Во всех этих толкованиях в тени остается тот факт, что легенда, помимо всего прочего, несомненно содержит в себе подлинно политическую мифологему, которая без особых натяжек может быть истолкована как парадигма разделенной и бессильной верховной власти. Ничуть не утратив своей легитимности и сакральности, король действительно по какой-то причине оказался отделен от своих полномочий и дел, доведенный до бессилия. Он не только не может охотиться или ездить верхом (занятия, которые, по всей видимости, символизируют здесь светскую власть), но вынужден оставаться взаперти в своих покоях, пока его министры (сокольничие, лучники и охотники) осуществляют управление от его имени и вместо него. В этом смысле раскол верховной власти, воплощенный в образе короля-рыбака, будто бы отсылает к дуальности, которую Бенвенист усматривает в индоевропейском институте царской власти, между функцией преимущественно религиозно-магической и функцией непосредственно политической. Однако в легендах о Граале акцент скорее делается на бездеятельном и отделенном характере изувеченного короля, который – по крайней мере до тех пор, пока его не исцелит прикосновение магического копья, – исключен из всякой конкретной деятельности, связанной с правлением. Roi mehaignié, стало быть, являет собой своего рода прообраз современного правителя, который «царствует, но не правит»; и в этом плане легенда, возможно, заключает в себе смысл, который касается нас более непосредственным образом.

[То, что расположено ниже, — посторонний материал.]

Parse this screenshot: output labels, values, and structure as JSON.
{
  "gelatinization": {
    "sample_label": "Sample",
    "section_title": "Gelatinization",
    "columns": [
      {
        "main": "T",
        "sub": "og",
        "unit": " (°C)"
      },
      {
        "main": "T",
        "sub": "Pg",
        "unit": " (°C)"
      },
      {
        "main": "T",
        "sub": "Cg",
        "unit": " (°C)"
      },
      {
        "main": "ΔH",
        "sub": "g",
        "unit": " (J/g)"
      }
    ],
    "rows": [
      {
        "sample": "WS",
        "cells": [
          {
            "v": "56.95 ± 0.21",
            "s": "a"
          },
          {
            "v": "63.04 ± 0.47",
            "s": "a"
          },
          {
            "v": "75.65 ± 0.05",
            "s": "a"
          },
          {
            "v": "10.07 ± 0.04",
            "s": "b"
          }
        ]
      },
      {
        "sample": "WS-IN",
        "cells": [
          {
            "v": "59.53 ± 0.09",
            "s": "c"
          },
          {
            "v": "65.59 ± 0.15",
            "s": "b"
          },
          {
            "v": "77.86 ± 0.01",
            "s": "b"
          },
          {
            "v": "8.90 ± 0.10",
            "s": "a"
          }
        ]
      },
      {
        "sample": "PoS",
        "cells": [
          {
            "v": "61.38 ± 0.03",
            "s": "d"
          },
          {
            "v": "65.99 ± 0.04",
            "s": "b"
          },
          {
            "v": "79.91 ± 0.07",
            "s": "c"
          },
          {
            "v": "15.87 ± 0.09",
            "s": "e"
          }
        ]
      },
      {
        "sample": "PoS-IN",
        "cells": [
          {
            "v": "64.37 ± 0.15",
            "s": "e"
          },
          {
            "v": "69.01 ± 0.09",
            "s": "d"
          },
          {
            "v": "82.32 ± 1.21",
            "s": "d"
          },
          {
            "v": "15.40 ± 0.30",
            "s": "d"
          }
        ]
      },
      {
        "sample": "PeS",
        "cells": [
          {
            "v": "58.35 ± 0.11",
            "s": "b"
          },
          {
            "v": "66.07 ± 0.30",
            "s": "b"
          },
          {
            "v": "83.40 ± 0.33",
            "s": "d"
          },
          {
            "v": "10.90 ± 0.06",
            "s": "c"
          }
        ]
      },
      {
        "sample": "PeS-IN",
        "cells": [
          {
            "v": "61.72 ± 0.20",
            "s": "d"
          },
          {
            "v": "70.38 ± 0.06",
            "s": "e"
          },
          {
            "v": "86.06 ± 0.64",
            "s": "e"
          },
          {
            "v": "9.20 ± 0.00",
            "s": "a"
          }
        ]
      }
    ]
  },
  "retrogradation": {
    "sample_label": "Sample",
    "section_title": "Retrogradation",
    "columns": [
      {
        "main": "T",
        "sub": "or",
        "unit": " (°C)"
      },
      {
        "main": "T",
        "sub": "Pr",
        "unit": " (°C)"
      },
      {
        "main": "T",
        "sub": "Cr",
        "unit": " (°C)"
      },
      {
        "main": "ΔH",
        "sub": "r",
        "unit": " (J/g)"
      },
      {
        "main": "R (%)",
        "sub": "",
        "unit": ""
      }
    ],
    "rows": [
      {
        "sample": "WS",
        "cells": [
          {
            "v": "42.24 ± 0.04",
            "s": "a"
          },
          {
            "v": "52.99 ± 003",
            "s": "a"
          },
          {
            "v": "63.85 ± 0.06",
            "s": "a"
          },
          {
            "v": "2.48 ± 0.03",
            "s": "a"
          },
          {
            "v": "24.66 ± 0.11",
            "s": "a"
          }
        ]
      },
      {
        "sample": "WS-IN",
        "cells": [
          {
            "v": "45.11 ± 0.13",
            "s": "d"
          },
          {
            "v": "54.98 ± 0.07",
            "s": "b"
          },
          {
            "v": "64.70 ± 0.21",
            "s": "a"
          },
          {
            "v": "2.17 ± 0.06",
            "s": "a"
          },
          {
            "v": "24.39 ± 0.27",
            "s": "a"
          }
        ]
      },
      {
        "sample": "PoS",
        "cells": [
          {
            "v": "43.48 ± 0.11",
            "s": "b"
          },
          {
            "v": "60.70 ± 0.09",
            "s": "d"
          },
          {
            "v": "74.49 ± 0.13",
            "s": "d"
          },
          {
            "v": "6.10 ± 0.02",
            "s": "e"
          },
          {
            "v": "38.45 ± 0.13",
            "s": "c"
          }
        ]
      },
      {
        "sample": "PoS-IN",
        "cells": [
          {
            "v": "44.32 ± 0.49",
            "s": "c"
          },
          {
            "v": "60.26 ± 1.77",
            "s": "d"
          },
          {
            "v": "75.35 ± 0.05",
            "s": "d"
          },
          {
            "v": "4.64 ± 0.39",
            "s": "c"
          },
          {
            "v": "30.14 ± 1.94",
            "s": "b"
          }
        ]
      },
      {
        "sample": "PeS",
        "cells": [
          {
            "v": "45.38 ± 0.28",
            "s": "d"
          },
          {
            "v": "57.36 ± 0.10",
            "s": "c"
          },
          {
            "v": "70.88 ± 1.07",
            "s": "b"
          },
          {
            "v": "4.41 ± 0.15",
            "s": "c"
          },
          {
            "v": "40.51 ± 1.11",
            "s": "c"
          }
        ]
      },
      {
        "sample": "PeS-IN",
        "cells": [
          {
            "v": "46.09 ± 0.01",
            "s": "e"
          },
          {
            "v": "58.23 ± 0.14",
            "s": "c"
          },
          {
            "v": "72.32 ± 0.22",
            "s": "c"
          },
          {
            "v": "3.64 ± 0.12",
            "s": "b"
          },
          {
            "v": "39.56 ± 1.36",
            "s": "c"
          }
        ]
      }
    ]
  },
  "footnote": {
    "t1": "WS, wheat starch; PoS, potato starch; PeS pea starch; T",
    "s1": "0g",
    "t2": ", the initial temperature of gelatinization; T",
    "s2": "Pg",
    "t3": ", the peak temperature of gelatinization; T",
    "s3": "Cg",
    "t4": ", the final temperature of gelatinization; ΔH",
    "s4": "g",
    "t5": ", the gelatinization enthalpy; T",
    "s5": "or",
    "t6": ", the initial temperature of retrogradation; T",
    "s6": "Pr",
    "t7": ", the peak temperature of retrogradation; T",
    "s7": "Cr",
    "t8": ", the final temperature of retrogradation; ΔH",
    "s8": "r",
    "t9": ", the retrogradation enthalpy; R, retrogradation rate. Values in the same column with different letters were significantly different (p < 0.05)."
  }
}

4.2. Прежде чем обратиться к проблеме божественной монархии в начале своей книги «Монотеизм как политическая проблема», Петерсон дает краткий анализ псевдоаристотелевского трактата «О мире», в котором он видит нечто вроде переходного звена между аристотелевской политикой и иудаистской концепцией божественной монархии. Если у Аристотеля Бог представлен как трансцендентное начало всякого движения, которое правит миром подобно тому, как стратег ведет свою армию, – то здесь, по наблюдению Петерсона, Бог уподобляется кукловоду, который, оставаясь невидимым и дергая за нитки, приводит в движение свою куклу, – или же великому царю персов, который, скрываясь в своем дворце, правит миром посредством бесчисленных иерархий министров и чиновников.
Первостепенным в отношении образа божественной монархии здесь является не вопрос о том, наделена ли она одной или несколькими властями (Gewalten), но вопрос о том, причастен ли Господь силам [Mächten], которые действуют в космосе. Автор хочет сказать следующее: Бог есть предпосылка к тому, чтобы сила (он пользуется термином из стоической терминологии dynamis, но имеет в виду аристотелевское kynesis) действовала в космосе, но именно по этой причине он сам не является силой: le roi regne, mais il ne gouverne pas[78]. [Peterson 1. P. 27.]
По мысли Петерсона, в псевдоаристотелевском трактате метафизико-теологические и политические парадигмы тесно переплетены между собой. Окончательное оформление метафизического образа мира, – пишет он, почти буквально воспроизводя тезис Шмитта, – всегда обусловлено политическим решением. В этом смысле «различие между Macht (potestas, dynamis) и Gewalt (archē), которое автор трактата постулирует в отношении Бога, представляет собой метафизико-политическую проблему», которая может принимать различные формы и значения и быть развернута как в направлении разграничения между auctoritas и potestas, так и в направлении гностического противопоставления бога и демиурга.